On my run this morning I listened to an older New Yorker fiction podcast of Paul Theroux reading a Borges story called The Gospel According to Mark. The story, as fiction editor Deborah Triesman (sp?) points out, is something of a horror story with the Gospel of Mark at its core. The protagonist, an upper clas Argentine, reads Mark after dinner to a family of gauchos with whom he's isolated on a ranch by a flood. The story -- and if you've never read it I can't recommend it enough-- is just amazing but my own little personal connection to it is it reminded me of when I read Mark for the first time as a graduate student. I'd never read it before and I had to translate its version of the Passion for my Greek class and can I tell you? I was at the edge of my seat. I mean, it's not like I didn't know what was coming, but Mark, the oldest gospel, gives a simple version of the story and, to me, at least, laboring away with my dictionary and notebook, it was riveting. I really found myself thinking, "What's going to happen?

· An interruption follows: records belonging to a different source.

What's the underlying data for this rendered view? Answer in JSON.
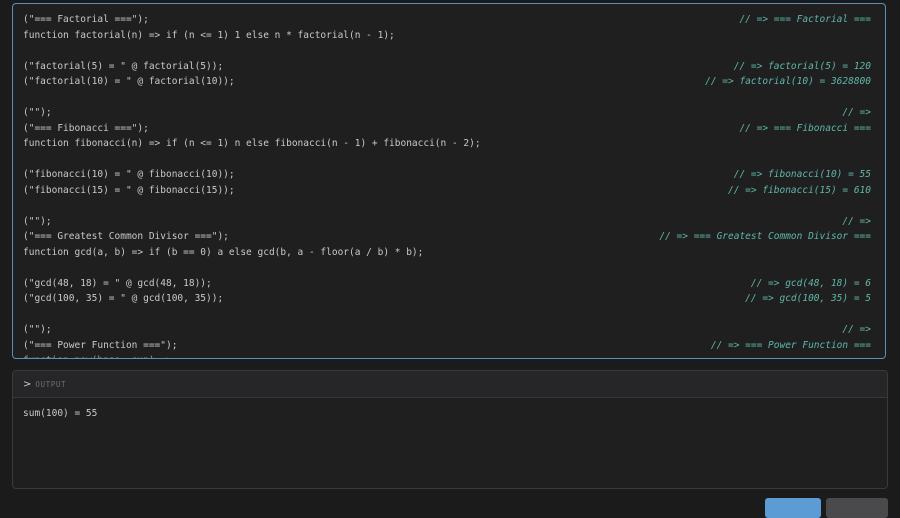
{
  "editor": {
    "lines": [
      {
        "code": "(\"=== Factorial ===\");",
        "result": "// => === Factorial ==="
      },
      {
        "code": "function factorial(n) => if (n <= 1) 1 else n * factorial(n - 1);",
        "result": ""
      },
      {
        "code": "",
        "result": ""
      },
      {
        "code": "(\"factorial(5) = \" @ factorial(5));",
        "result": "// => factorial(5) = 120"
      },
      {
        "code": "(\"factorial(10) = \" @ factorial(10));",
        "result": "// => factorial(10) = 3628800"
      },
      {
        "code": "",
        "result": ""
      },
      {
        "code": "(\"\");",
        "result": "// =>"
      },
      {
        "code": "(\"=== Fibonacci ===\");",
        "result": "// => === Fibonacci ==="
      },
      {
        "code": "function fibonacci(n) => if (n <= 1) n else fibonacci(n - 1) + fibonacci(n - 2);",
        "result": ""
      },
      {
        "code": "",
        "result": ""
      },
      {
        "code": "(\"fibonacci(10) = \" @ fibonacci(10));",
        "result": "// => fibonacci(10) = 55"
      },
      {
        "code": "(\"fibonacci(15) = \" @ fibonacci(15));",
        "result": "// => fibonacci(15) = 610"
      },
      {
        "code": "",
        "result": ""
      },
      {
        "code": "(\"\");",
        "result": "// =>"
      },
      {
        "code": "(\"=== Greatest Common Divisor ===\");",
        "result": "// => === Greatest Common Divisor ==="
      },
      {
        "code": "function gcd(a, b) => if (b == 0) a else gcd(b, a - floor(a / b) * b);",
        "result": ""
      },
      {
        "code": "",
        "result": ""
      },
      {
        "code": "(\"gcd(48, 18) = \" @ gcd(48, 18));",
        "result": "// => gcd(48, 18) = 6"
      },
      {
        "code": "(\"gcd(100, 35) = \" @ gcd(100, 35));",
        "result": "// => gcd(100, 35) = 5"
      },
      {
        "code": "",
        "result": ""
      },
      {
        "code": "(\"\");",
        "result": "// =>"
      },
      {
        "code": "(\"=== Power Function ===\");",
        "result": "// => === Power Function ==="
      },
      {
        "code": "function pow(base, exp) =>",
        "result": ""
      }
    ]
  },
  "output": {
    "chevron": ">",
    "label": "OUTPUT",
    "text": "sum(100) = 55"
  },
  "buttons": {
    "run_label": "",
    "clear_label": ""
  }
}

Nooooo!!!" That task of translation was one of my favorite in my three years of graduate school; it felt like I was discovering some secret and precious jewel. (I had had a similar experience when I read the first few pages of Swann's Way. The next day I met my friend Amy and told her, "I just read the most amazing thing about this guy who was having tea and eating a cookie -- it was unebelievable." To which Amy said, impossibly gently, "I think that's really famous.") Which is to say it didn't surprise me when, listening to the Borges story, I heard the family of illiterate guachos didn't want to hear any of the other gospels. If you're looking for a gospel to read for the first time, I say, go with Mark. But, unlike the Guachos in the Borges story, better not to read it too literally.

1 comment:

Anonymous said...

OMG, you read Mark in Greek? I agree with you (and the gauchos), this is THE way to hear that account, with all those "immediately's" and without a lot of theological and poetic overlays. It's just blunt, urgent language, as if somebody came stumbling into town after running many miles in order to pass along this story. Gets me every time.